Thursday, October 25, 2012

No Turkey for this Thanksgiving!

For the last week, I've been taking the dogs down into the Ortahisar valley. Along the way, on one or both daily walks we see an older man and his flock of seven sheep. The man carries a long stick and is dressed in dark trousers, a white shirt with a dark vest, and on his sock-less feet he wears purple crocs.

He knows the dogs. I keep only Milo on the lead as he chases chickens, but apparently Neura also has an interest in animals, sheep in particular. She eyes them and they eye her as they move away quickly. She eyes the man, he calls her over for a pet, albiet a gingerly one, and she leaves the sheep alone. The Turks don't typically keep dogs as pets and most exhibit fear of them if they get anywhere close. Supposedly it's because there is such a mandate for cleanliness in Muslim life and dogs are seen as filthy creatures, vicious to boot.

Three girls who now know the delight of dogs.
Today is the sheeps' last day. I don't expect to run into the little herd again. This is the eve of Kurban Bayrami, the feast of the sacrifice. It's a little like Thanksgiving in the US except that sheep are the main dish in Turkey, not turkey! It's the fall holiday, to celebrate the harvest, and to remember Abraham's almost sacrifice of Isaac.
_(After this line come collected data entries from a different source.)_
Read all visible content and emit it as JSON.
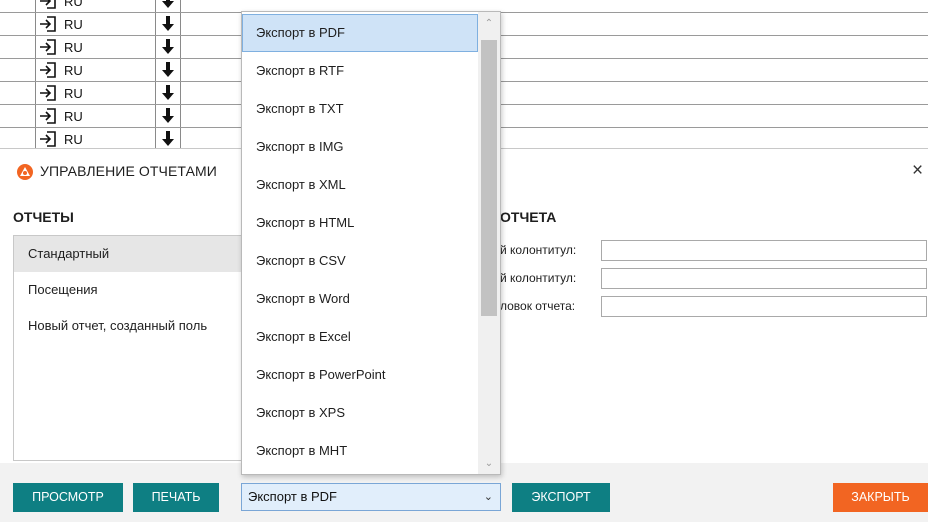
{
  "background_table": {
    "rows": [
      {
        "lang": "RU"
      },
      {
        "lang": "RU"
      },
      {
        "lang": "RU"
      },
      {
        "lang": "RU"
      },
      {
        "lang": "RU"
      },
      {
        "lang": "RU"
      },
      {
        "lang": "RU"
      }
    ]
  },
  "dialog": {
    "title": "УПРАВЛЕНИЕ ОТЧЕТАМИ",
    "close": "×",
    "reports_title": "ОТЧЕТЫ",
    "reports": [
      {
        "label": "Стандартный",
        "selected": true
      },
      {
        "label": "Посещения",
        "selected": false
      },
      {
        "label": "Новый отчет, созданный поль",
        "selected": false
      }
    ],
    "properties_title": "ОТЧЕТА",
    "properties": [
      {
        "label": "й колонтитул:",
        "value": ""
      },
      {
        "label": "й колонтитул:",
        "value": ""
      },
      {
        "label": "ловок отчета:",
        "value": ""
      }
    ]
  },
  "footer": {
    "preview_label": "ПРОСМОТР",
    "print_label": "ПЕЧАТЬ",
    "export_format_selected": "Экспорт в PDF",
    "export_label": "ЭКСПОРТ",
    "close_label": "ЗАКРЫТЬ"
  },
  "dropdown": {
    "options": [
      "Экспорт в PDF",
      "Экспорт в RTF",
      "Экспорт в TXT",
      "Экспорт в IMG",
      "Экспорт в XML",
      "Экспорт в HTML",
      "Экспорт в CSV",
      "Экспорт в Word",
      "Экспорт в Excel",
      "Экспорт в PowerPoint",
      "Экспорт в XPS",
      "Экспорт в MHT"
    ],
    "selected_index": 0
  },
  "colors": {
    "accent_teal": "#0e7f83",
    "accent_orange": "#f26522",
    "selection_blue": "#cfe3f7"
  },
  "icons": {
    "row_left": "sign-in-icon",
    "row_right": "arrow-down-icon",
    "app": "app-logo-icon",
    "chevron": "chevron-down-icon"
  }
}
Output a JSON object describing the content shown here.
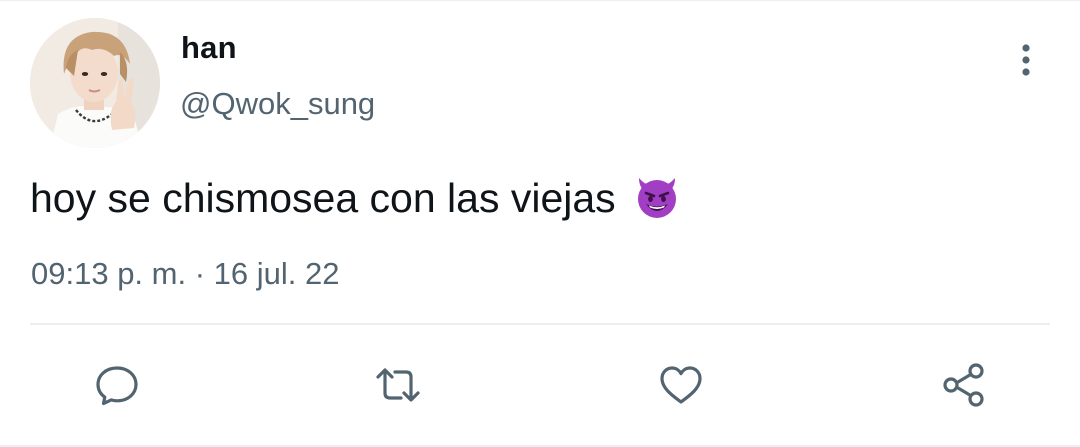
{
  "tweet": {
    "display_name": "han",
    "handle": "@Qwok_sung",
    "text": "hoy se chismosea con las viejas",
    "emoji": "smiling-face-with-horns",
    "time": "09:13 p. m.",
    "separator": "·",
    "date": "16 jul. 22"
  },
  "icons": {
    "more": "more-vertical-icon",
    "reply": "reply-icon",
    "retweet": "retweet-icon",
    "like": "heart-icon",
    "share": "share-icon"
  },
  "colors": {
    "text_primary": "#0f1419",
    "text_secondary": "#536471",
    "icon": "#536471",
    "divider": "#eceff1",
    "emoji_purple": "#a23ec4"
  }
}
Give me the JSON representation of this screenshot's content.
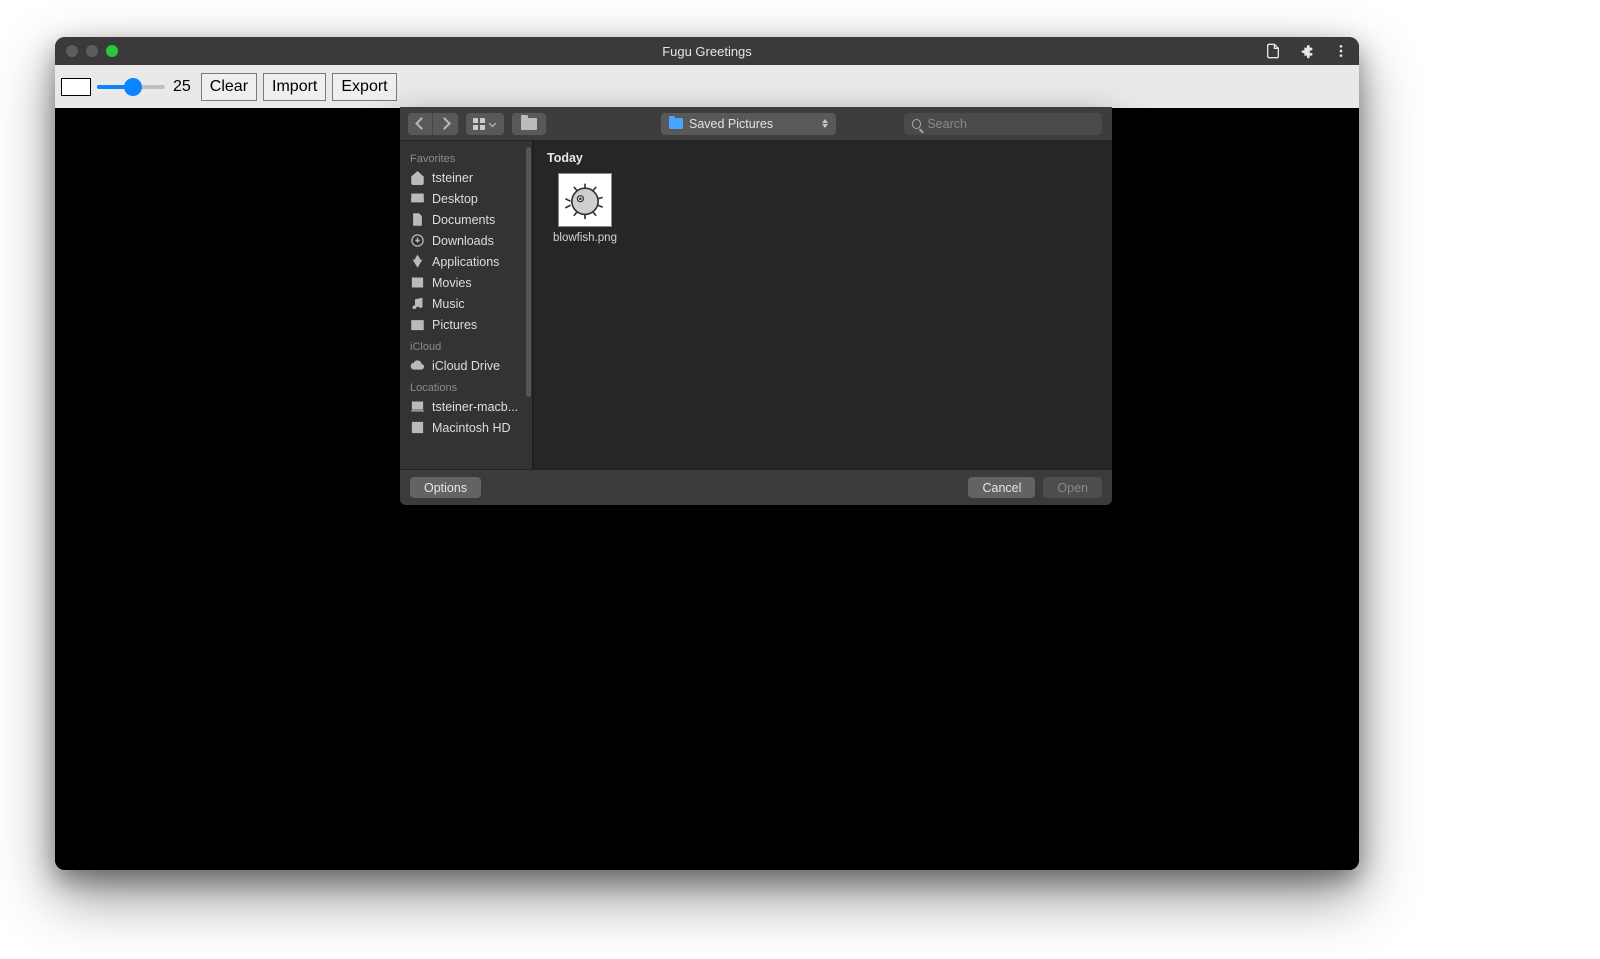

People travel all over to visit their families so traveling this week is soundly discouraged unless you have to.  Thousands of sheep are being butchered today and tomorrow. A good portion of the meat is given to the poor, some is frozen and stored, but most of it will be eaten in the next four days.

It's a week-long national holiday, maybe the longest and largest in Turkey.

Who's afraid of the big bad wolf?
This afternoon three pre-teen girls giggled and chattered outside the gate, wanting and being afraid at the same time, to see the dogs who were up on the balcony barking and wagging. I put Milo on his lead and let the dogs out. The girls, who have probably had only scary interactions with dogs were afraid to touch them,. "Choki" I told them, meaning OK, but they didn't warm up until Neura chased a stick I threw and then they all wanted to throw sticks for her. After a few minutes, they were happy to go for a walk with us, one of the girls took Milo's lead and the other two petted Zeno, who is always happy to sit still for that. We were joined shortly by Jim and his dog Daido, the one that Milo ran off with a few days ago. The girls had so much fun with the dogs but still would squeal whenever a dog did something unexpected like jump or bark.

The girls were from somewhere else (?), here visiting relatives, and staying in the hotel up the street. Between their few grade-school English words, and my three-new-words-a-day Turkish, we mostly just had fun with the dogs which didn't require elaborate verbal detail. When we got down into the canyon, the girls turned back, saying they had to go to dinner.

Zeno - now who couldn't love a mug like that?

Jim invited me to a dinner too, with a bunch of English speakers, some of whom come from as far away as Goreme and Urgup. There aren't many people living here who aren't Turkish. The host is a British pilot named Dave who rents a house here while he works almost daily taking tourists up in one of the hot air balloons that I see every morning floating in or above the canyons.

With all the loud baaaaa-ing going on in the walled yards nearby, I do hope we aren't having mutton for dinner!




A neighbor boy with his pet chicken.

Inside an abandoned cave home, with pigeon
nest boxes carved into the walls.  People keep pigeons
for their guano and nesting materials, fertilizer for the gardens.